5 – STXBP1 leading the way
Even though our lab had worked on various aspects of computational phenotype analysis over the years, the study by Xian and collaborators was our first project where we combined all aspects of our previous work to provide the maximum amount of information at various levels of detail, including (1) a broad overview of phenotypic features across a large patient cohort, (2) an assessment of longitudinal features for individuals where detailed phenotypic information was available, and (3) an even deeper view at a further subset where medication prescriptions could be retrieved from the EMR. This layered approach can be applied to basically any genetic epilepsy and other conditions, such as genetic epilepsies due to disease-causing variants in SCN1A, SCN2A, SCN8A, SLC6A1, DNM1, and SYNGAP1 are already in the pipeline to be analyzed through a similar framework.

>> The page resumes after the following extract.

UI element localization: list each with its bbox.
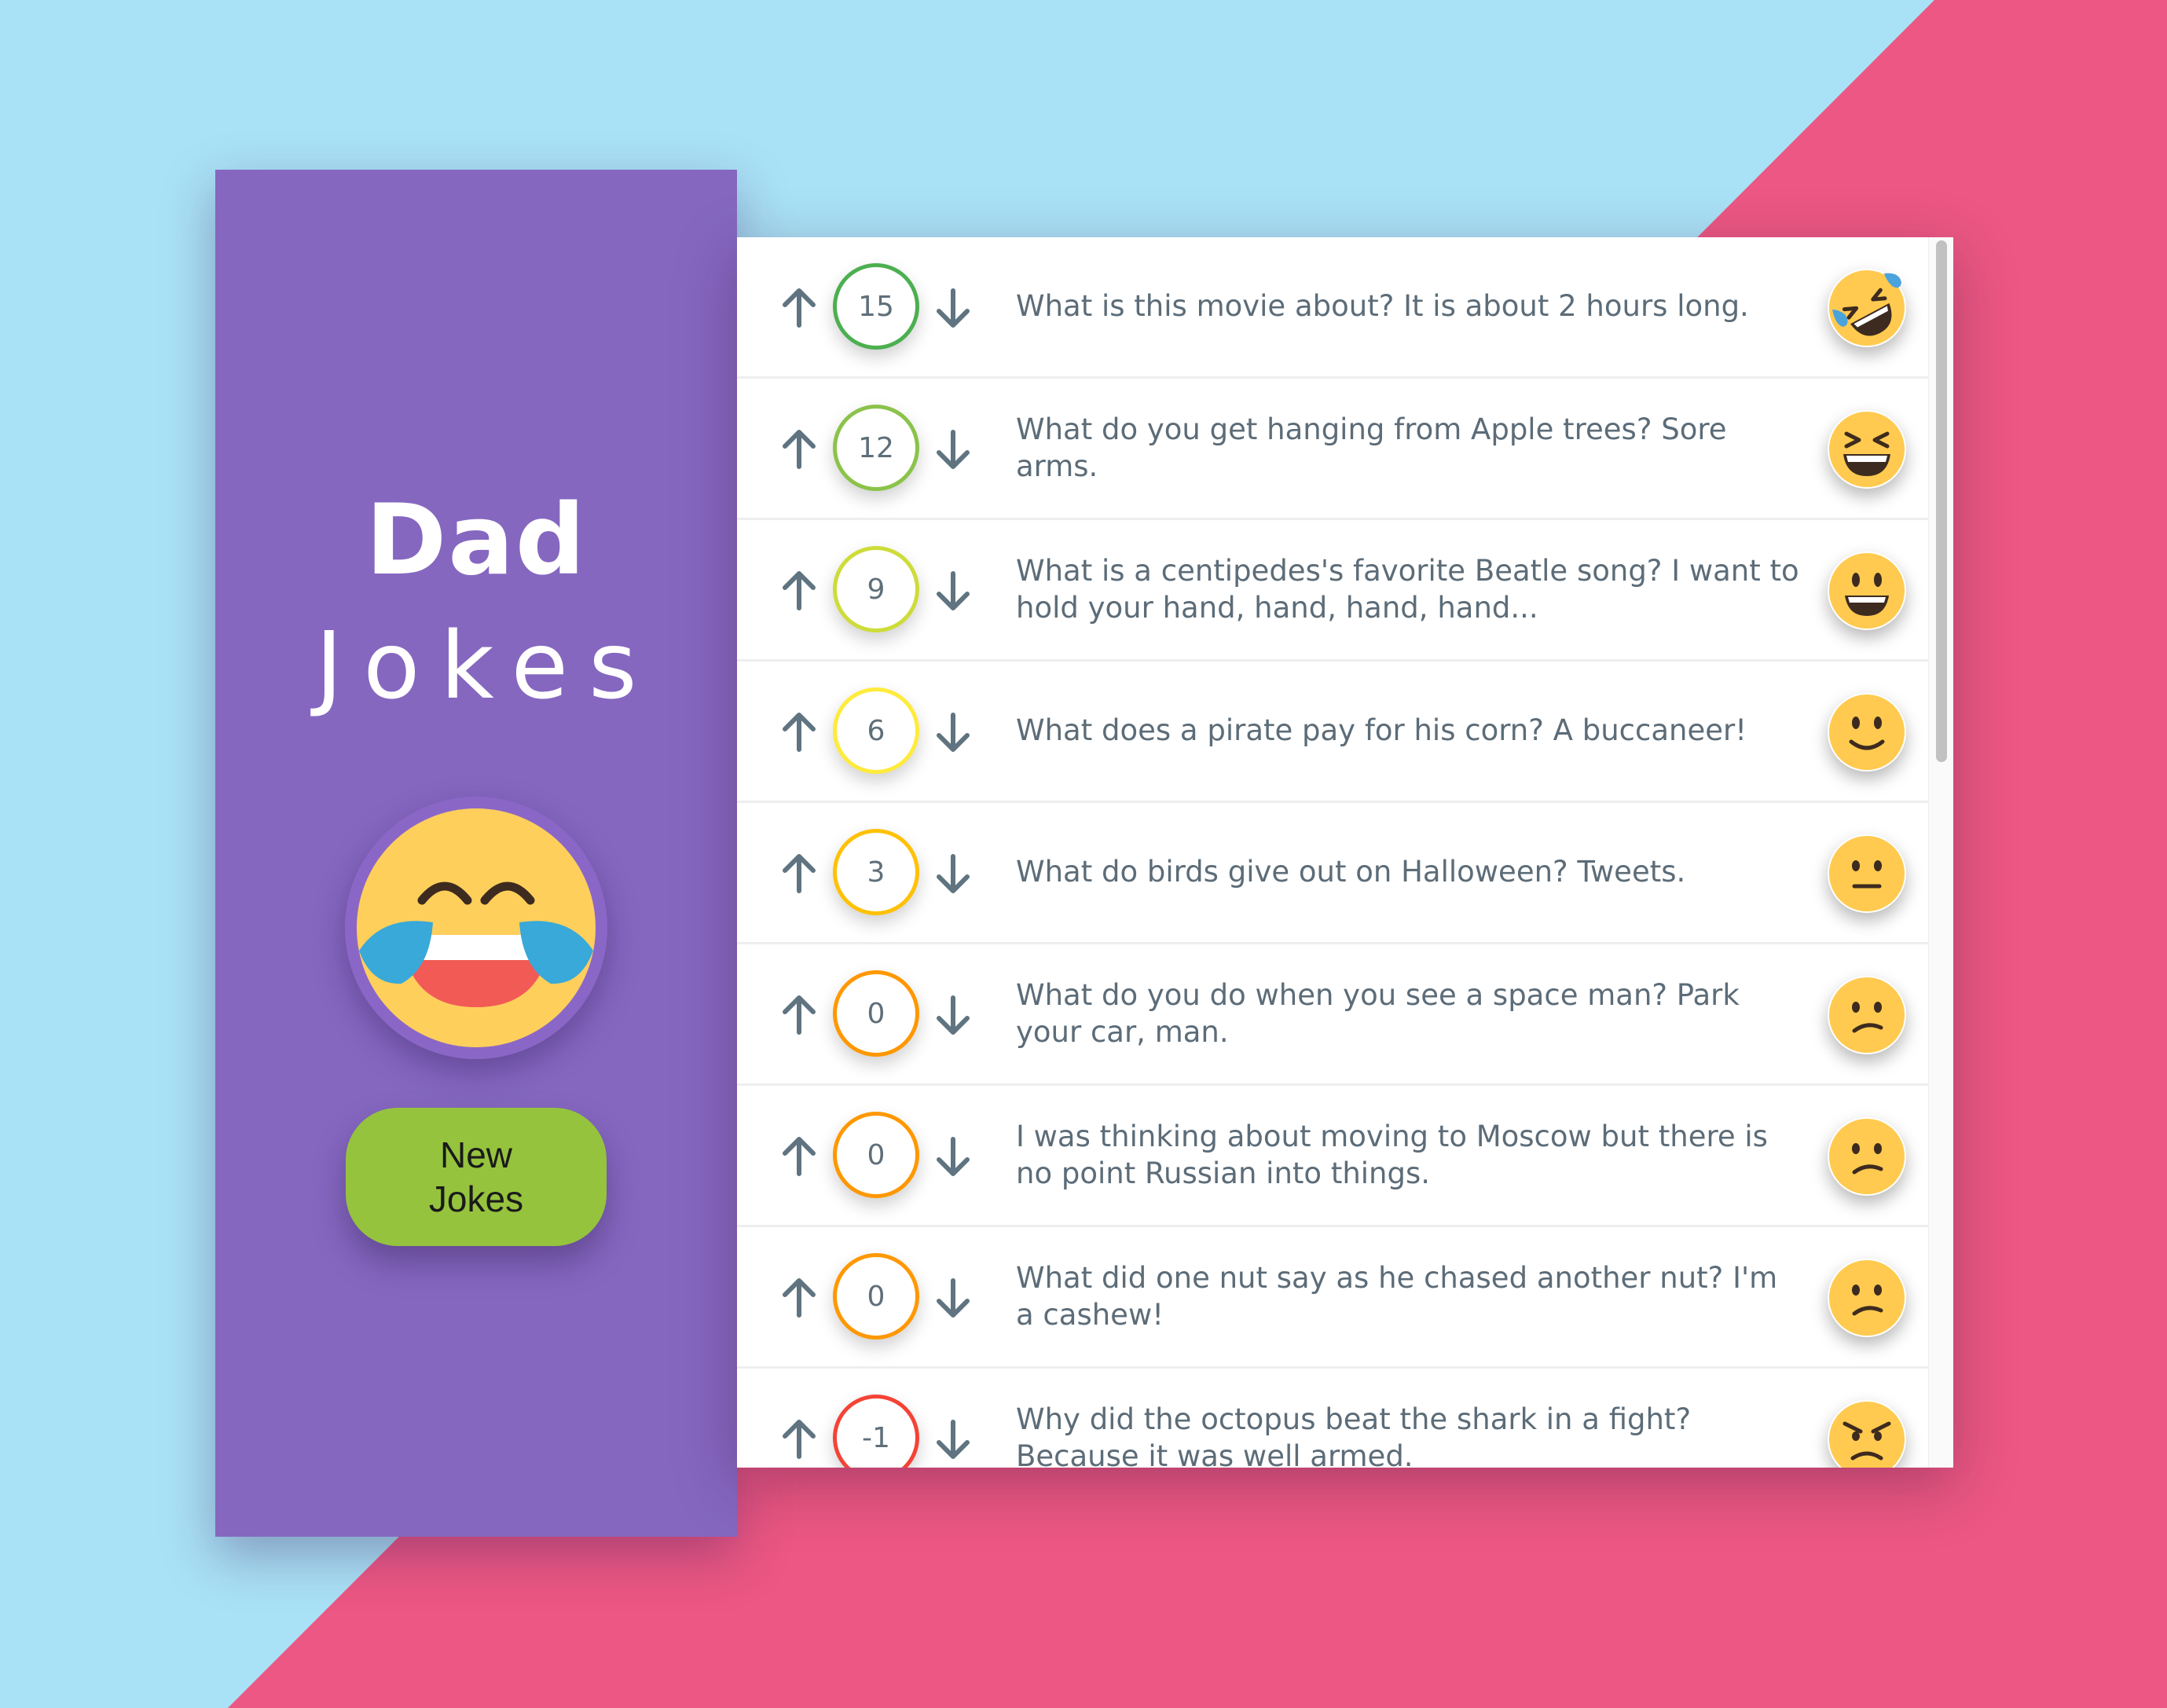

What you need to know. In our study by Xian and collaborators, we aimed to demystify STXBP1-related disorders. An in-depth analysis across a large amount of clinical data was possible through a novel computational framework that analyzed digitized phenotypes. Using information in this format from the largest cohort of individuals with STXBP1-related disorders assessed to date, we find emerging genotype-phenotype relationships. For example, individuals with protein-truncating variants and deletions in STXBP1 were twice as likely to present with West Syndrome and were more phenotypically similar than expected by chance. We demonstrate a dynamic pattern of seizure control and complex interplay with response to specific medications, particularly in the first year of life.